[Importance of the molecular diagnosis in the screening of alpha-thalassemia].

The term alpha thalassemia refers to inherited disorders of hemoglobin caused by reduced or absent synthesis of alpha globin chains. This paper highlights that in the presence of a alfa2-Tal (-α/αα), called the silent, the biochemical diagnosis turns out to be insufficient.
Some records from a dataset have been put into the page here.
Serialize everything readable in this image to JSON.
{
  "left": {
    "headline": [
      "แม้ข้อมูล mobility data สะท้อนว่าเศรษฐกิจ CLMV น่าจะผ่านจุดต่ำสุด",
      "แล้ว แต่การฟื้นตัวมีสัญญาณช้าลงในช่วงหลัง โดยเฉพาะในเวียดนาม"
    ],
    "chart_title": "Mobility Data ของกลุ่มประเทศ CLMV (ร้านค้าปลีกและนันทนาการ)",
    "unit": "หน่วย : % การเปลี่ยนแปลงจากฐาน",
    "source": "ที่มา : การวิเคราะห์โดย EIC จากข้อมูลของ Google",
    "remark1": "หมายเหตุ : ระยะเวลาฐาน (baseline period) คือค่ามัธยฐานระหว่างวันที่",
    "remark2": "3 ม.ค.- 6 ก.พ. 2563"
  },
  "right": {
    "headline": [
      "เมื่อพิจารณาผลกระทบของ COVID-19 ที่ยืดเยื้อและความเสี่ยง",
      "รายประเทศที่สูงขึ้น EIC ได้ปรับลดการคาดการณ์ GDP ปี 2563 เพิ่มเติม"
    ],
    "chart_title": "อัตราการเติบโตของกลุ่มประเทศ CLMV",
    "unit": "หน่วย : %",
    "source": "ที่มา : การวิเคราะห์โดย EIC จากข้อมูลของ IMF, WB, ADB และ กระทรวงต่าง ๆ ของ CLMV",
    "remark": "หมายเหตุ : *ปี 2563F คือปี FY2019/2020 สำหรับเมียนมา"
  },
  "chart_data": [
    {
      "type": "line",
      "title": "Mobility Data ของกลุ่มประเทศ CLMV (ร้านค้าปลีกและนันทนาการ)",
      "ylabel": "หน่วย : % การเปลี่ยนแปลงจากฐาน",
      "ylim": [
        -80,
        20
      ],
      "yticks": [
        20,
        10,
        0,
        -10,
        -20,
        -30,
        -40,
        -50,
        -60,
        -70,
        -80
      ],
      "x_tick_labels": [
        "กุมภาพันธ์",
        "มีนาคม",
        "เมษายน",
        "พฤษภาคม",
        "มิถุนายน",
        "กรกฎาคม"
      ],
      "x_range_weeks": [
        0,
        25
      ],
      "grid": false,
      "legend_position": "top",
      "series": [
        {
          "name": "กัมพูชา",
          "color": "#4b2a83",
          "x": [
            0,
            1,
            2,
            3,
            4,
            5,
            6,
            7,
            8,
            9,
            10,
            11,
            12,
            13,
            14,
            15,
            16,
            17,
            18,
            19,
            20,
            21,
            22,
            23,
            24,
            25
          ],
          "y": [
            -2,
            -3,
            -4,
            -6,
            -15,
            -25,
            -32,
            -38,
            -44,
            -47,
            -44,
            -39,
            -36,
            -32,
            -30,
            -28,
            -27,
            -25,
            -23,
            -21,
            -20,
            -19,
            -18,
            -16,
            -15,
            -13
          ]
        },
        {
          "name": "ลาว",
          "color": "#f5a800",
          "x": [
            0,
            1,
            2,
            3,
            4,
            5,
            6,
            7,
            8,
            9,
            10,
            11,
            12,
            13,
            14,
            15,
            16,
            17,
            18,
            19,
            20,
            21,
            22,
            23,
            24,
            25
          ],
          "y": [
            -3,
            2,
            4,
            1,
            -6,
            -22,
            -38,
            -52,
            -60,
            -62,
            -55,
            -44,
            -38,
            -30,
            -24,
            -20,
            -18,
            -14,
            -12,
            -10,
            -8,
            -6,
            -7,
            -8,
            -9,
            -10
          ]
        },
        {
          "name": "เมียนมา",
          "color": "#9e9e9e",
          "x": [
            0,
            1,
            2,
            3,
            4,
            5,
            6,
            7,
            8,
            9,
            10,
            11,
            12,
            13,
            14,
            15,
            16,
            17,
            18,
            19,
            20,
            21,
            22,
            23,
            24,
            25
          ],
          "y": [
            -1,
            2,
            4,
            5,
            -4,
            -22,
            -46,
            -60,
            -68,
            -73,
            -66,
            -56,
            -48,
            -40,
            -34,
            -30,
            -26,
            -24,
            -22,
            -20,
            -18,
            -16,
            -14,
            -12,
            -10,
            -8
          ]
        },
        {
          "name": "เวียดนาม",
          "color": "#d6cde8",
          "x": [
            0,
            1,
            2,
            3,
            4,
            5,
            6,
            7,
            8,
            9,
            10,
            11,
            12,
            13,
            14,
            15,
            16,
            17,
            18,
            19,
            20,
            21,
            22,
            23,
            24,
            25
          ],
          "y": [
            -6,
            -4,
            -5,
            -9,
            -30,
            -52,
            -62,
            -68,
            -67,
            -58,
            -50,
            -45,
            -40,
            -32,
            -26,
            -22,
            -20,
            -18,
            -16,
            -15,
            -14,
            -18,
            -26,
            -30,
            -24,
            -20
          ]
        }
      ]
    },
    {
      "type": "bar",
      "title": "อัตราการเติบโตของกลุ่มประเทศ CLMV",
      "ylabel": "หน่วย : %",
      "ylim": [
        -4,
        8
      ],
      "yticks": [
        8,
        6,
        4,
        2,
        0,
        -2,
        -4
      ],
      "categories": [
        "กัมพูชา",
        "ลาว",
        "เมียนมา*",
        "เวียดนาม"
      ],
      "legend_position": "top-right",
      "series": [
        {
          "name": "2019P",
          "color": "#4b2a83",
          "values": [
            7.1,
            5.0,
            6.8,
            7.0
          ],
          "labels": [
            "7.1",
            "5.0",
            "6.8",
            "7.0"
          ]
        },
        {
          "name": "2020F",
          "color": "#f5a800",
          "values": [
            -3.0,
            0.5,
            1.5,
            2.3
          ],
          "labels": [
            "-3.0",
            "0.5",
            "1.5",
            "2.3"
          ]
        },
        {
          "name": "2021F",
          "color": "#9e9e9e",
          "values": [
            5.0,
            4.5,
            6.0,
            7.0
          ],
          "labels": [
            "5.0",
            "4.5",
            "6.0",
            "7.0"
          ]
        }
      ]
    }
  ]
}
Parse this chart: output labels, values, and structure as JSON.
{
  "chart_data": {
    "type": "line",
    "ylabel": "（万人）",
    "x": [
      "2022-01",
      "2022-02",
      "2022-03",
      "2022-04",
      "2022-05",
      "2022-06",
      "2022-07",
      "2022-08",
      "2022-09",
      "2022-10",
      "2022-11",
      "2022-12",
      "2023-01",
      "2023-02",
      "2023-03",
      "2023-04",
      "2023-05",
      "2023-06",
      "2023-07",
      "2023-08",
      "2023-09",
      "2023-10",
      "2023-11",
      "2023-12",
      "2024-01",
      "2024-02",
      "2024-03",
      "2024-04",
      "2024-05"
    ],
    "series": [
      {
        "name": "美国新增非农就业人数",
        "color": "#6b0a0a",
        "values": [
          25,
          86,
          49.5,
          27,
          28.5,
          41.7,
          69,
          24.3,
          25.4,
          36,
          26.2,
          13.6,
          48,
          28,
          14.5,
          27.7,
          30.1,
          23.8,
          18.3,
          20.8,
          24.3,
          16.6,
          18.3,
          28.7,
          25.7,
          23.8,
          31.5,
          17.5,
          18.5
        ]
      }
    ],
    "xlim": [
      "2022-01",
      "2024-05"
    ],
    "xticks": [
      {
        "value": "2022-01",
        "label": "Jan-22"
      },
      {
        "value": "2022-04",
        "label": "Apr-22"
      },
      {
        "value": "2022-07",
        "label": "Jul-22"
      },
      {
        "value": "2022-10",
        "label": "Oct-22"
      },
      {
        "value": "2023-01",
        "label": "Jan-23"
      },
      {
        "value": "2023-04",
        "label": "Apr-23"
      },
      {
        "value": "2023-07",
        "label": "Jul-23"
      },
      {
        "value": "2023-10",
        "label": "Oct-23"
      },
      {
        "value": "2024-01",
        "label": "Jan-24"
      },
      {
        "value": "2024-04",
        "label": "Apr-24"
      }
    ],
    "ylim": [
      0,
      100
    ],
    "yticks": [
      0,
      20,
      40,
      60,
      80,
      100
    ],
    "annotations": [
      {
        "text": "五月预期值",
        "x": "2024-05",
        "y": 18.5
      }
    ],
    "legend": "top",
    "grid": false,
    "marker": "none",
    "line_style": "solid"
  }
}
In these cases, the molecular study of alpha-globin genes is necessary for identification. In reason of this we present the following case report. A woman of 29 years, pregnant at 12(a) weeks, arrived at our observation to undergo prenatal screening test for Down and Edwards syndromes (bitest). The medical history of the couple revealed that both had doubts haematological indices: Mr. T.G. had a biochemical framework related to alpha1-Tal (MCV 58.8fl, MCH 19.8pg, HbA2: 1.9, HbF:0.4, erythrocytes 6.58x10(6)/ul ed Hb 13g/dl), which was confirmed by molecular analysis (genotype alfa(0-20.5Kb)). Particular difficulties of interpretation presented the C.F. patient who had a biochemical phenotype border line (MCV 79.8fl, MCH 27.2pg, HbA2: 2.9, HbF: 0.6, erythrocytes 5.11x10(6)/ul, Hb 12.8 g/dl). Only molecular analysis has found with certainty that Mrs. C.F. appeared to be phenotypically alpha2-TAL (-α/αα) for the presence of the mutation "alfa2 init.Cd(T>C) NcoI". In the event, as in our case, there is a couple where one spouse is alpha2-TAL (-α/αα) and the other alpha1-TAL (--/αα), must have to inform the couple about the possibility of conceiving a child with hemoglobin H (HbH). Far from the authors refer to the idea of prenatal diagnosis for couples at risk to bear children with HbH, but it is worth highlighting the importance of a careful study of the blood parameters and an extensive and precise information about the clinical implications related to complications of alpha thalassemia.